Compétence des juridictions françaises et revente hors réseau sur internet 

La question de la compétence des juridictions françaises peut se poser lors d’un litige lié au commerce électronique dans laquelle une société française s’estime victime d’agissements de sites internet situés dans d’autres pays de l’Union.

En l’espèce, une société française de vente de produits électroniques via internet, la société CONCURRENCE, était liée à la société SAMSUNG par un contrat de distribution sélective. Un litige a éclaté entre elles et la société SAMSUNG a notifié à la société française la fin de leur relation commerciale. La société CONCURRENCE l’a assignée en référé afin d’obtenir la livraison des produits objets du contrat.

Après le rejet de ses demandes, la société CONCURRENCE a assigné SAMSUNG et la société AMAZON services Europe, établie au Luxembourg, pour obtenir de celle-ci le retrait de toute offre en place de marché portant sur des produits Samsung sur ses sites « amazon.fr », « amazon.de », « amazon.co.uk », « amazon.es » et « amazon.it », en se fondant sur une prétendue revente hors réseau.

Ces demandes ayant été déclarées irrecevables, notamment pour incompétence, elle a formé un pourvoi en cassation. Par un arrêt du 10 novembre 2015, la Cour de cassation a saisi la Cour de justice de l’Union européenne (la CJUE) d’une question préjudicielle portant sur l’interprétation de l’article 5, point 3, du règlement (CE) n° 44/2001 Bruxelles I (devenu art. 7, 2°, Règl. Bruxelles I bis).

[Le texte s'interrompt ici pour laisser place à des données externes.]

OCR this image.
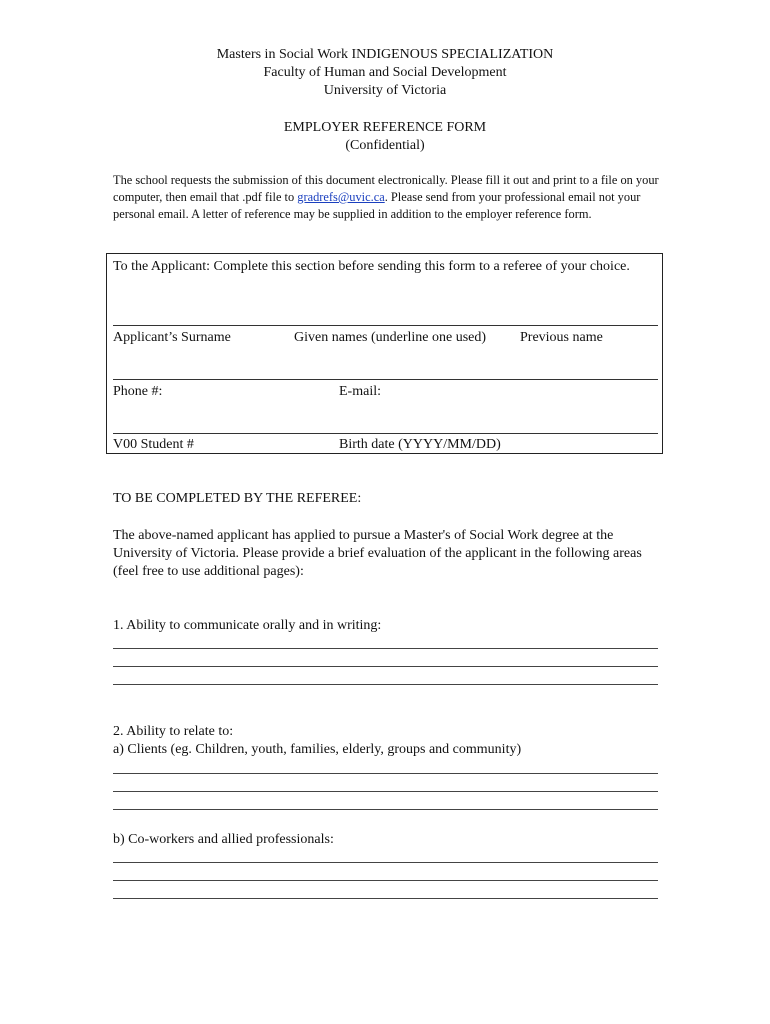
Masters in Social Work INDIGENOUS SPECIALIZATION
Faculty of Human and Social Development
University of Victoria
EMPLOYER REFERENCE FORM
(Confidential)
The school requests the submission of this document electronically. Please fill it out and print to a file on your computer, then email that .pdf file to gradrefs@uvic.ca. Please send from your professional email not your personal email. A letter of reference may be supplied in addition to the employer reference form.
To the Applicant: Complete this section before sending this form to a referee of your choice.
Applicant’s Surname	Given names (underline one used) Previous name
Phone #:	E-mail:
V00 Student #	Birth date (YYYY/MM/DD)
TO BE COMPLETED BY THE REFEREE:
The above-named applicant has applied to pursue a Master's of Social Work degree at the University of Victoria. Please provide a brief evaluation of the applicant in the following areas (feel free to use additional pages):
1. Ability to communicate orally and in writing:
2. Ability to relate to:
a) Clients (eg. Children, youth, families, elderly, groups and community)
b) Co-workers and allied professionals:
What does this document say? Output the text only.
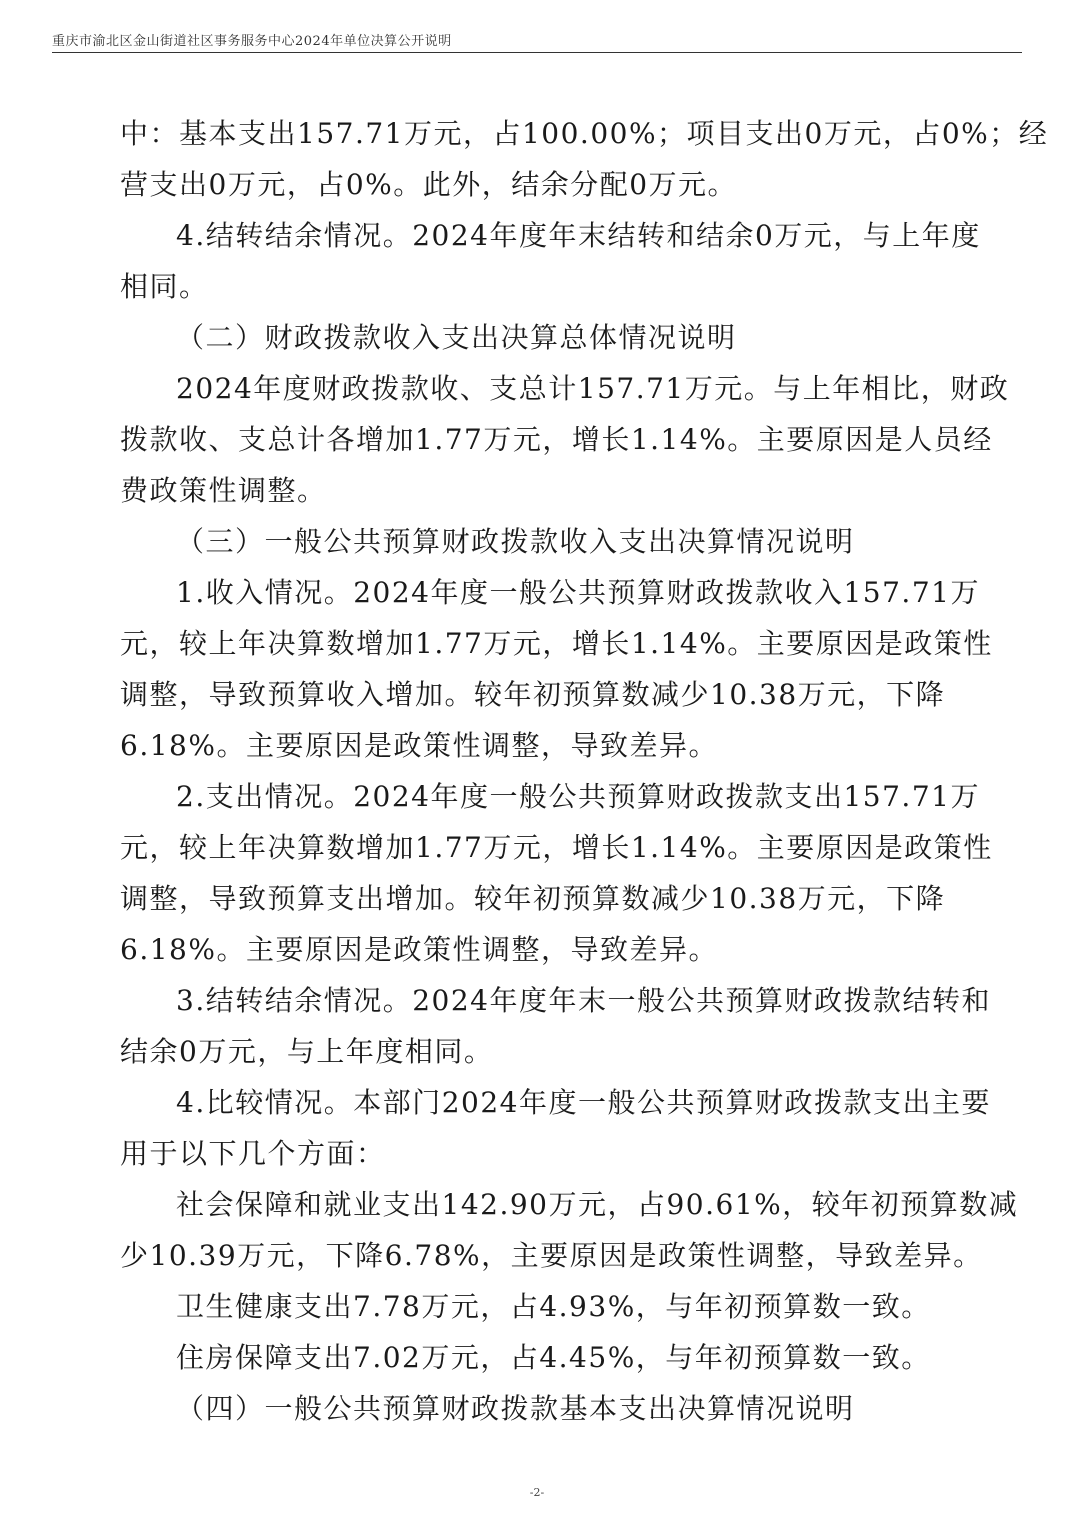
重庆市渝北区金山街道社区事务服务中心2024年单位决算公开说明
中：基本支出157.71万元，占100.00%；项目支出0万元，占0%；经
营支出0万元，占0%。此外，结余分配0万元。
4.结转结余情况。2024年度年末结转和结余0万元，与上年度
相同。
（二）财政拨款收入支出决算总体情况说明
2024年度财政拨款收、支总计157.71万元。与上年相比，财政
拨款收、支总计各增加1.77万元，增长1.14%。主要原因是人员经
费政策性调整。
（三）一般公共预算财政拨款收入支出决算情况说明
1.收入情况。2024年度一般公共预算财政拨款收入157.71万
元，较上年决算数增加1.77万元，增长1.14%。主要原因是政策性
调整，导致预算收入增加。较年初预算数减少10.38万元，下降
6.18%。主要原因是政策性调整，导致差异。
2.支出情况。2024年度一般公共预算财政拨款支出157.71万
元，较上年决算数增加1.77万元，增长1.14%。主要原因是政策性
调整，导致预算支出增加。较年初预算数减少10.38万元，下降
6.18%。主要原因是政策性调整，导致差异。
3.结转结余情况。2024年度年末一般公共预算财政拨款结转和
结余0万元，与上年度相同。
4.比较情况。本部门2024年度一般公共预算财政拨款支出主要
用于以下几个方面：
社会保障和就业支出142.90万元，占90.61%，较年初预算数减
少10.39万元，下降6.78%，主要原因是政策性调整，导致差异。
卫生健康支出7.78万元，占4.93%，与年初预算数一致。
住房保障支出7.02万元，占4.45%，与年初预算数一致。
（四）一般公共预算财政拨款基本支出决算情况说明
-2-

L’article précitée prévoit la compétence en matière délictuelle ou quasi délictuelle. Selon cet article, « une personne domiciliée sur le territoire d’un État membre peut être attraite, dans un autre État membre (…) devant le tribunal du lieu où le fait dommageable s’est produit ou risque de se produire ». Cette notion doit être interprétée de manière autonome. Elle vise à la fois «  le lieu de la matérialisation du dommage et celui de l’événement causal qui est à l’origine de ce dommage, de sorte que le défendeur peut être attrait, au choix du demandeur, devant le tribunal de l’un ou de l’autre de ces deux lieux  » (CJUE, 10 septembre 2015, Holterman Ferho Exploitatie e.a., C-47/14).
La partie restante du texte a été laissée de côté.